Published: 2 Oct 2008

Lyanova and Aliyeva v Russia

Case Summary

Case Nos. 12713/02 and 28440/03
Judgment date: 2 October 2008

Facts

The applicants are mothers of two teenage boys who disappeared in June 2000. The applicants’ sons were friends, they had left to spend the night at a friend’s house on 28 June and were never seen since. Following their enquiries in the morning of 29 June 2000 the applicants were told by a group of servicemen that they had detained their sons and sent them to Khankala, the main Russian military base in Chechnya. Immediately after this news, the applicants and other members of their families started to search for them. On numerous occasions, both in person and in writing, they applied to the prosecutors at various levels, military commanders, the administrative authorities, the media and public figures. The applicants personally visited detention centres, police stations, military bases and prisons in Chechnya as well as further afield in the north Caucasian area. In August 2000 a criminal investigation was opened into the disappearance of the applicants’ sons on the night of 28- 29 June 2000, however no tangible results were produced and no perpetrators identified.

Judgment

In consideration of Article 2 and in particular the State authorities’ involvement in the disappearance of the applicants’ sons, the Court took note of the information filed in official report by the commander of the Pskov special police forces (OMON). The report gave a detailed description of a special operation carried out the night the applicants’ sons had disappeared in the street where they were heading, and the arrest of three young men of Chechen origin and aged between 15 and 20. The Court established that two of the young men were to be applicants’ sons. There had been no reliable news of the teenagers since their disappearances and the Russian Government had not submitted any further explanations.
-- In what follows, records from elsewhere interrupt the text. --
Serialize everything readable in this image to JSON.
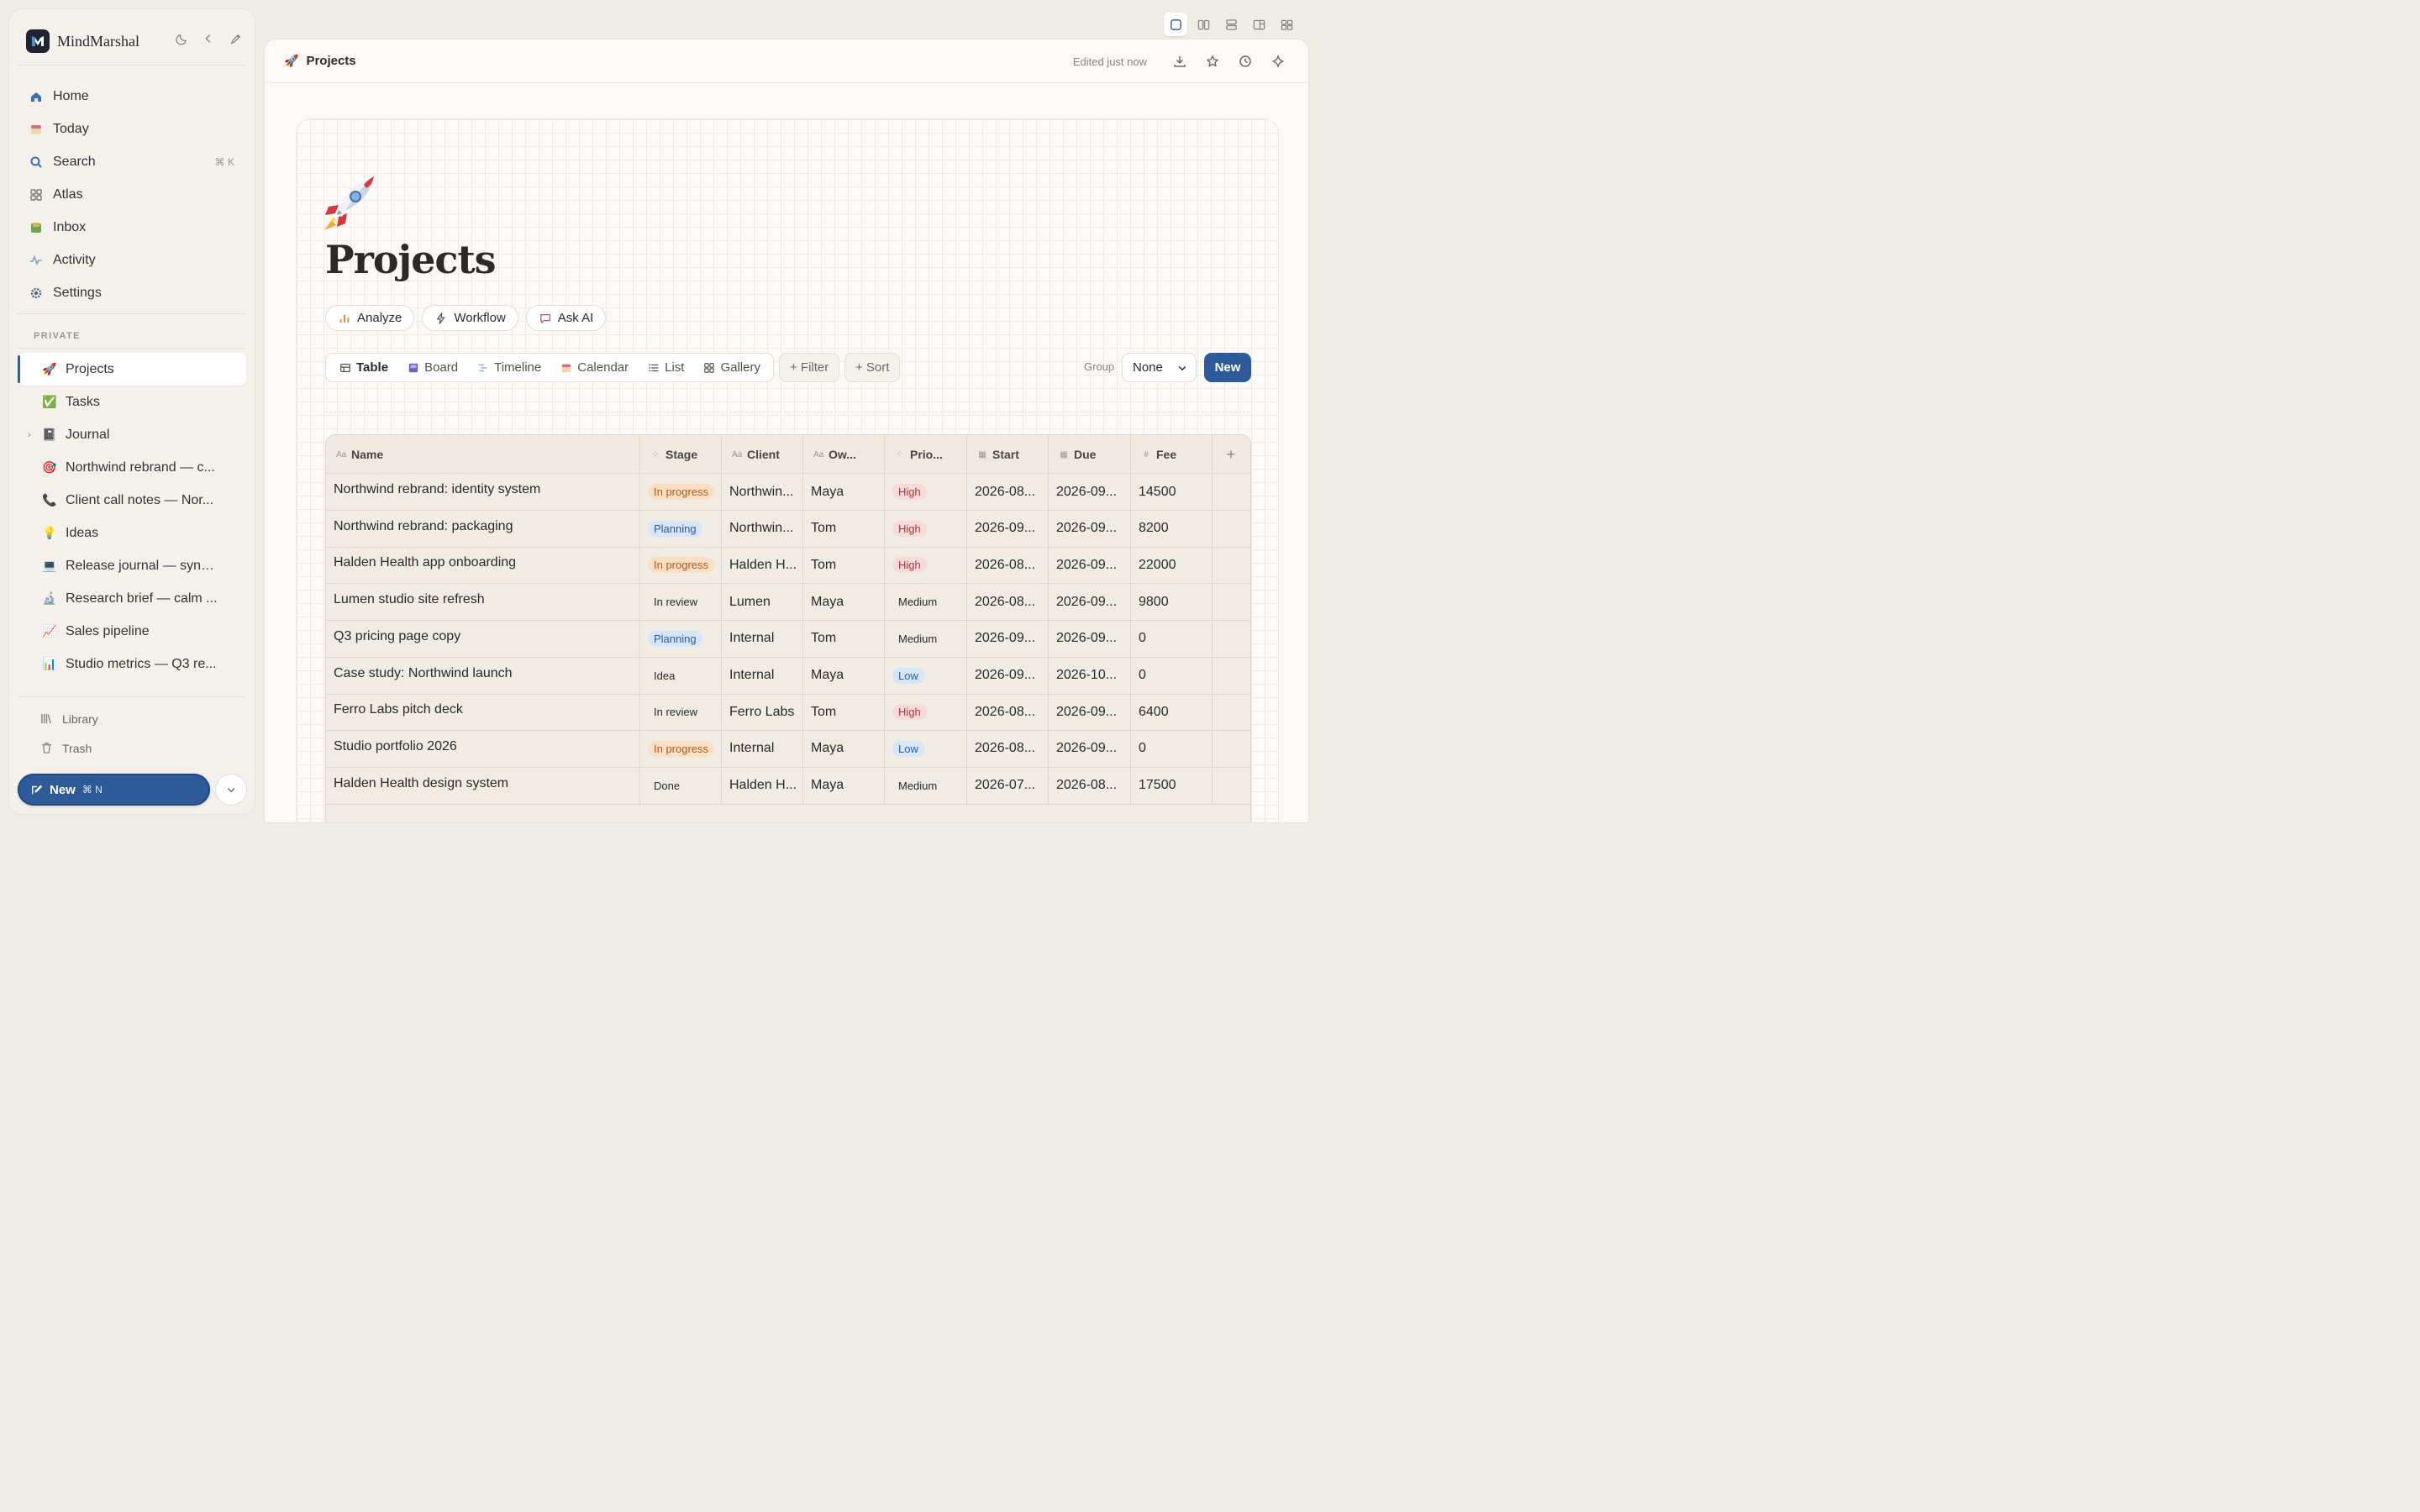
{
  "app": {
    "name": "MindMarshal"
  },
  "sidebar": {
    "nav": [
      {
        "label": "Home",
        "icon": "home-icon"
      },
      {
        "label": "Today",
        "icon": "calendar-icon"
      },
      {
        "label": "Search",
        "icon": "search-icon",
        "shortcut": "⌘ K"
      },
      {
        "label": "Atlas",
        "icon": "grid-icon"
      },
      {
        "label": "Inbox",
        "icon": "inbox-icon"
      },
      {
        "label": "Activity",
        "icon": "pulse-icon"
      },
      {
        "label": "Settings",
        "icon": "gear-icon"
      }
    ],
    "section_title": "PRIVATE",
    "pages": [
      {
        "emoji": "🚀",
        "label": "Projects",
        "active": true
      },
      {
        "emoji": "✅",
        "label": "Tasks"
      },
      {
        "emoji": "📓",
        "label": "Journal",
        "expandable": true
      },
      {
        "emoji": "🎯",
        "label": "Northwind rebrand — c..."
      },
      {
        "emoji": "📞",
        "label": "Client call notes — Nor..."
      },
      {
        "emoji": "💡",
        "label": "Ideas"
      },
      {
        "emoji": "💻",
        "label": "Release journal — sync..."
      },
      {
        "emoji": "🔬",
        "label": "Research brief — calm ..."
      },
      {
        "emoji": "📈",
        "label": "Sales pipeline"
      },
      {
        "emoji": "📊",
        "label": "Studio metrics — Q3 re..."
      }
    ],
    "footer": [
      {
        "label": "Library",
        "icon": "library-icon"
      },
      {
        "label": "Trash",
        "icon": "trash-icon"
      }
    ],
    "new_button": {
      "label": "New",
      "shortcut": "⌘ N"
    }
  },
  "topbar": {
    "breadcrumb_emoji": "🚀",
    "breadcrumb": "Projects",
    "edited": "Edited just now"
  },
  "page": {
    "title": "Projects",
    "actions": [
      {
        "label": "Analyze",
        "icon": "bar-chart-icon"
      },
      {
        "label": "Workflow",
        "icon": "lightning-icon"
      },
      {
        "label": "Ask AI",
        "icon": "chat-icon"
      }
    ],
    "views": [
      {
        "label": "Table",
        "icon": "table-icon",
        "active": true
      },
      {
        "label": "Board",
        "icon": "board-icon"
      },
      {
        "label": "Timeline",
        "icon": "timeline-icon"
      },
      {
        "label": "Calendar",
        "icon": "calendar-icon"
      },
      {
        "label": "List",
        "icon": "list-icon"
      },
      {
        "label": "Gallery",
        "icon": "gallery-icon"
      }
    ],
    "filter_label": "+ Filter",
    "sort_label": "+ Sort",
    "group_label": "Group",
    "group_value": "None",
    "new_label": "New"
  },
  "table": {
    "columns": [
      {
        "label": "Name",
        "icon": "Aa"
      },
      {
        "label": "Stage",
        "icon": "⁘"
      },
      {
        "label": "Client",
        "icon": "Aa"
      },
      {
        "label": "Ow...",
        "icon": "Aa"
      },
      {
        "label": "Prio...",
        "icon": "⁘"
      },
      {
        "label": "Start",
        "icon": "▦"
      },
      {
        "label": "Due",
        "icon": "▦"
      },
      {
        "label": "Fee",
        "icon": "#"
      },
      {
        "label": "+",
        "icon": ""
      }
    ],
    "rows": [
      {
        "name": "Northwind rebrand: identity system",
        "stage": "In progress",
        "client": "Northwin...",
        "owner": "Maya",
        "priority": "High",
        "start": "2026-08...",
        "due": "2026-09...",
        "fee": "14500"
      },
      {
        "name": "Northwind rebrand: packaging",
        "stage": "Planning",
        "client": "Northwin...",
        "owner": "Tom",
        "priority": "High",
        "start": "2026-09...",
        "due": "2026-09...",
        "fee": "8200"
      },
      {
        "name": "Halden Health app onboarding",
        "stage": "In progress",
        "client": "Halden H...",
        "owner": "Tom",
        "priority": "High",
        "start": "2026-08...",
        "due": "2026-09...",
        "fee": "22000"
      },
      {
        "name": "Lumen studio site refresh",
        "stage": "In review",
        "client": "Lumen",
        "owner": "Maya",
        "priority": "Medium",
        "start": "2026-08...",
        "due": "2026-09...",
        "fee": "9800"
      },
      {
        "name": "Q3 pricing page copy",
        "stage": "Planning",
        "client": "Internal",
        "owner": "Tom",
        "priority": "Medium",
        "start": "2026-09...",
        "due": "2026-09...",
        "fee": "0"
      },
      {
        "name": "Case study: Northwind launch",
        "stage": "Idea",
        "client": "Internal",
        "owner": "Maya",
        "priority": "Low",
        "start": "2026-09...",
        "due": "2026-10...",
        "fee": "0"
      },
      {
        "name": "Ferro Labs pitch deck",
        "stage": "In review",
        "client": "Ferro Labs",
        "owner": "Tom",
        "priority": "High",
        "start": "2026-08...",
        "due": "2026-09...",
        "fee": "6400"
      },
      {
        "name": "Studio portfolio 2026",
        "stage": "In progress",
        "client": "Internal",
        "owner": "Maya",
        "priority": "Low",
        "start": "2026-08...",
        "due": "2026-09...",
        "fee": "0"
      },
      {
        "name": "Halden Health design system",
        "stage": "Done",
        "client": "Halden H...",
        "owner": "Maya",
        "priority": "Medium",
        "start": "2026-07...",
        "due": "2026-08...",
        "fee": "17500"
      }
    ]
  },
  "colors": {
    "accent": "#2d5b9a",
    "background": "#efece6"
  }
}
In the context of the conflict in Chechnya, the absence of the applicants’ sons or any news of them for seven years, the Court found that the teenagers had to be presumed dead following their unacknowledged detention by Russian servicemen. Noting that the authorities had not justified the use of lethal force by their agents, the Court concluded that there was a violation of Article 2.

The Court also held that there was a further violation of Article 2 concerning the Russian authorities’ failure to carry out an effective criminal investigation into the circumstances in which the applicants’ sons had disappeared.

Furthermore, the Court noted that the applicants had suffered, and continue to suffer, distress and anguish as a result of the disappearance of their relatives and their inability to find out what had happened to them. In addition, manner in which their complaints had been dealt with by the authorities constituted inhuman treatment, in violation of Article 3.

The Court also found that the applicants’ sons had been held in unacknowledged detention without any of the safeguards contained in Article 5, which constituted a particularly grave violation of the right to liberty and security of a person.

Given the inefficiency and inadequacy of the investigation into the disappearances of applicants’ sons, and lack of any effective remedies, the Court held that there had been a violation of Article 13 in respect of the alleged violation of Article 2.

Finally, the Court held that there had been a failure to comply with Article 38(1)(a) in that the Government had refused to submit documents requested by the Court.

Each applicant was awarded EUR 35,000 in respect of non-pecuniary damages.